Can you tell us about some of the projects you’ve worked on?

We don’t have too much experience in the hydrological space, but we recently went to an event at Leeds University to show off a VR application that allowed us to display 100 years’ worth of UK rainfall data. We created it in three days.

Our aim was to create an example environment that would really let people think about how the data could not only tell a story, but allow them to explore any future data that they would have. Users could pull in water and landscape data by turning valves to filter down a whole years’ worth of data into months, displayed in test tubes. It got people thinking which was good.

As part of another project we created a data universe, so to speak, for a client who was interested in the concept of seeing all their partner data in one space. We used spatial awareness to understand what data needed immediate attention, and what data didn’t.

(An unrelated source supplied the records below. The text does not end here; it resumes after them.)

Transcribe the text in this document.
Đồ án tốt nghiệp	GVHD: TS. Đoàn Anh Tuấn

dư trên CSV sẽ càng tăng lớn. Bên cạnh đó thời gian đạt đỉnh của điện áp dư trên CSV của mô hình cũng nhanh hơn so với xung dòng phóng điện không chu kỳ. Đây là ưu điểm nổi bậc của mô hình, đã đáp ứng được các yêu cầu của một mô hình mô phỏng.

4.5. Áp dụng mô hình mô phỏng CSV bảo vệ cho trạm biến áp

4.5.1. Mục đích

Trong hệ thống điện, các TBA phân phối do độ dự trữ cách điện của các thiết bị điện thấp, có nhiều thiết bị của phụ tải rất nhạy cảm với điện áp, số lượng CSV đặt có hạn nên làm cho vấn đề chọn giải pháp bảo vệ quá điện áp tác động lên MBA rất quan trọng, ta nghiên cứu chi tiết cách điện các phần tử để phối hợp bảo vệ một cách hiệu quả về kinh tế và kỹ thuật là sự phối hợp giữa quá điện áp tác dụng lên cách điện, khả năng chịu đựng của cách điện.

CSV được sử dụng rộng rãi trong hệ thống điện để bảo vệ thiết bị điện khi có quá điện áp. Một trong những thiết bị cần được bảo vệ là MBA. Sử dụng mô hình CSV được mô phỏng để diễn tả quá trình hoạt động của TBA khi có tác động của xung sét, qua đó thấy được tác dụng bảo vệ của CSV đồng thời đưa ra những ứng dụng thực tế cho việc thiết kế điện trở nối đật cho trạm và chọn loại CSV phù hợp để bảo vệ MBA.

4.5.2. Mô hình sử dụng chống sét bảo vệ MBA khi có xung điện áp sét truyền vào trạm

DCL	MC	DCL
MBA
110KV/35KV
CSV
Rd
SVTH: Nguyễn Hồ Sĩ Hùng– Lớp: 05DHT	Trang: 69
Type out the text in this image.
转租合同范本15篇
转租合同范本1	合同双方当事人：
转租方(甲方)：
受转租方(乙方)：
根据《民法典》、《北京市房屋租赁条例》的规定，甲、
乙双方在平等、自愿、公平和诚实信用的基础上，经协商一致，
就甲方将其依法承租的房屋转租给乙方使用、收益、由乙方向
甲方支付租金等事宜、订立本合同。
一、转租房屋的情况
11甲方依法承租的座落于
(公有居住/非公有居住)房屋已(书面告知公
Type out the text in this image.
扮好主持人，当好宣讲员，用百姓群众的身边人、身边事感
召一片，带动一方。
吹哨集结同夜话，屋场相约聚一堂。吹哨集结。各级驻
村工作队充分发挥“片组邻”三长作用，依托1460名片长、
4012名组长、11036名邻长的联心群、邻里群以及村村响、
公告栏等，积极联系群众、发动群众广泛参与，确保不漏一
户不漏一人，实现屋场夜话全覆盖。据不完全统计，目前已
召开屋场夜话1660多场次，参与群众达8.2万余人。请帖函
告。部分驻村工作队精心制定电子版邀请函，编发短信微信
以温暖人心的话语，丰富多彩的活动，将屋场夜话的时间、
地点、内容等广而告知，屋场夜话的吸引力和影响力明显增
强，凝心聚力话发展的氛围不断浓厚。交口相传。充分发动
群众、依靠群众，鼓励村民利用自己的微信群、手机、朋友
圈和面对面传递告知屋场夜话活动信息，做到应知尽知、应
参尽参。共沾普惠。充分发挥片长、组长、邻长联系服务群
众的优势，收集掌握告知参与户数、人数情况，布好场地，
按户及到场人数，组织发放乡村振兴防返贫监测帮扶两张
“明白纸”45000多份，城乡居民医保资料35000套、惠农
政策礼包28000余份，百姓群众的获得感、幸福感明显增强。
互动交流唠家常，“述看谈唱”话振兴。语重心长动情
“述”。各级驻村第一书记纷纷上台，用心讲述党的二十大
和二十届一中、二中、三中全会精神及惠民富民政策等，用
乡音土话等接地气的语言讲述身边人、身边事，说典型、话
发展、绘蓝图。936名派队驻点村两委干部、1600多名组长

Partners were displayed as planets and could be pulled in by users who wanted to drill down into that information in a collaborative way, looking for correlations and trends in data, and do benchmarking against other partners and people within the same environment.

How can those sorts of immersive environments help aid the reading of data?

The great thing about the tech is that it’s so immersive. Using sensory feedback through sound and touch, such as force-feedback, you can create real impact to your data storylines. Some people loved the water rushing into the test tubes, and others even asked if we could’ve made it so that the water rose up around their feet instead of in the test tubes.

VR makes your body really think you’re there – there are some great psychological studies about that. In that sense, putting people in an environment where they think they’re drowning is probably not the best thing to do!

What is the grand plan for the company?

Our vision at the moment is to create the next generation of enterprise data analysis/visualisation tools.  That platform is predominantly VR, but our roadmap is to move it from VR into mixed reality, which gives you a combination of historical and operational views, allowing for intervention in real-time.

The great thing about mixed reality is that you can still function in your own environment, so it’s all about providing the user with enough information to support their decision-making throughout the day.